Performance improvements

Up to a factor 2.5 speed-up of the non-bonded free-energy kernel

The non-bonded free-energy kernel is a factor 2.5 faster with non-zero A and B states and a factor 1.5 with one zero state. This especially improves the run performance when non-perturbed non-bondeds are offloaded to a GPU. In that case the PME-mesh calculation now always takes the most CPU time.

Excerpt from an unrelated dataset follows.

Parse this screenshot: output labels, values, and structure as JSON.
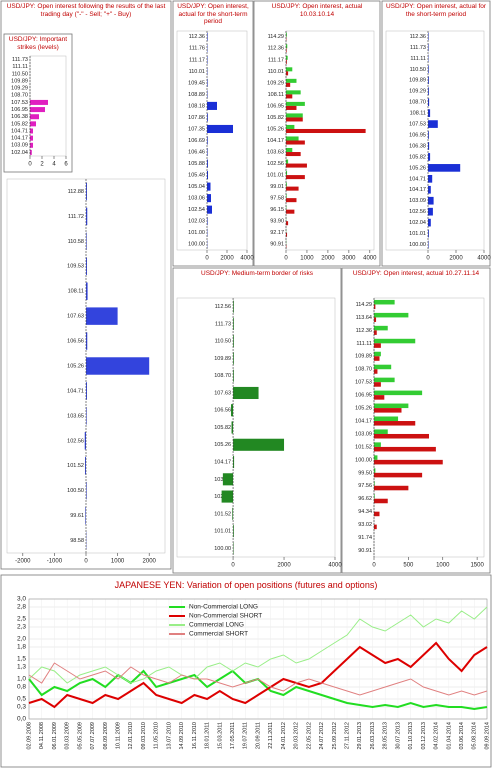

Proper dihedrals of Fourier type and improper dihedrals of preriodic type are SIMD accelerated

Avoid configuring the own-FFTW with AVX512 enabled when GROMACS does not use AVX512

Previously if GROMACS was configured to use any AVX flavor, the internally built FFTW would be configured to also contain AVX512 kernels. This could cause performance loss if the (often noisy) FFTW auto-tuner picks an AVX512 kernel in a run that otherwise only uses AVX/AVX2 which could run at higher CPU clocks without AVX512 clock speed limitation. Now AVX512 is only used for the internal FFTW if GROMACS is also configured with the same SIMD flavor.

Bonded kernels on GPU have been fused

Instead of launching one GPU kernel for each listed interaction type there is now one GPU kernel that handles all listed interactions. This improves the performance when running bonded calculations on a GPU.